她不是圣人,只是个从小被宠爱着长大,未见过太多人性阴暗的少女,当有人将属于你的疼爱与信任,一点点夺走,如何能忍住不爆发。
而失去理智便会一步步踏入他人的陷阱。
沈婳蓦地冷静了下来,指甲深深磕进掌心,眼底跟着涌起了一阵酸涩,不消片刻她那双漂亮的鹿眼便蓄满了泪珠。
「祖母,呦呦没有。」
她边说边轻轻发着颤,起初是掩着唇瓣压抑的轻咳,到后面转为了剧烈的咳嗽,原本红润的小脸咳得发白。
她本就娇小,如此一来愈发惹人怜惜。
沈老夫人见此立即慌了,「这是怎么了,快来人,快去喊大夫。」
对老太太来说手心手背都是肉,可这个孙女更是沈家的希望,方才也不过是气她做事没分寸,想要趁机训诫两句,只要她知错便好了,没想到会引来这么大的反应。
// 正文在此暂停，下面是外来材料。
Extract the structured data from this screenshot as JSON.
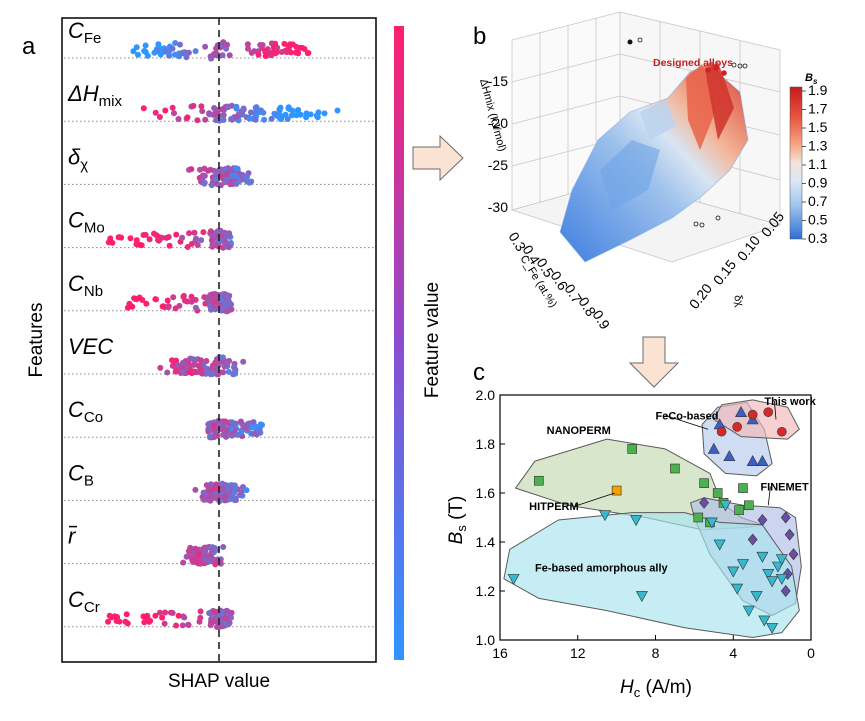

离沈婳最近的是核桃,又是餵水又是拍背,好一会咳嗽声才停下来。
作为她的贴身丫鬟,核桃这会也替自家姑娘委屈地红了眼,「老夫人,姑娘这几日为了给娘娘和殿下准备节礼,日日都熬到天明,又念着您每到冬日便会腿疼的厉害,还要分神为您缝製护膝,连喝口水都没时间,哪还有功夫去寻人传閒话啊……」
「核桃,不得无礼。祖母,您别怪核桃,这丫头嘴笨总是乱说话。」
沈婳虚弱地拉了拉核桃,不许她再说,可这反而让沈老夫人更心疼了,起身过去将人搂进了怀中。
「哎哟,祖母的好呦呦,手指怎么都肿了,这种东西让下人做便是了,哪值得你亲自动手,下回不许了。」
沈婳将手往后藏了藏,略显得不好意思:「为祖母尽孝心,是孙儿应当做的。」
沈老夫人搂着她一口一个心肝,哪还记得什么流言的事,「真是个傻孩子。」
眼见她们祖慈孙孝,沈玉芝坐不住了,「祖母,窈表妹实在是命苦,到这会都还昏迷不醒呢,我晨起时让人去查,问了知晓此事的丫头婆子们,都说这些流言是从五妹妹的鹿鸣小院传出来的。」
沈婳目光微闪,难怪沈玉芝一副十拿九稳的模样,原是早就安排好了。
沈老夫人顿了顿,想起尚在病中的外孙女,神色有些复杂,犹豫了下最终还是道:「呦呦,会不会是你不小心说漏了嘴,被院中的下人听见了?」
不等她解释,沈玉芝又接着道:「祖母,这还不简单,让人去鹿鸣小院查查,不就一清二楚了,也能还五妹妹一个清白。」
沈婳面色蓦地一白,磕磕巴巴地道:「不,不必了。」
见此,沈玉芝反倒能确信沈婳肯定说出去过,知晓那样的秘密,谁能忍住不往外说呢,若是换了她,怕是等不到隔日瑶
芳院就人人都知道了。
况且说没说并不重要,便是沈婳没说,她也能让没变成有。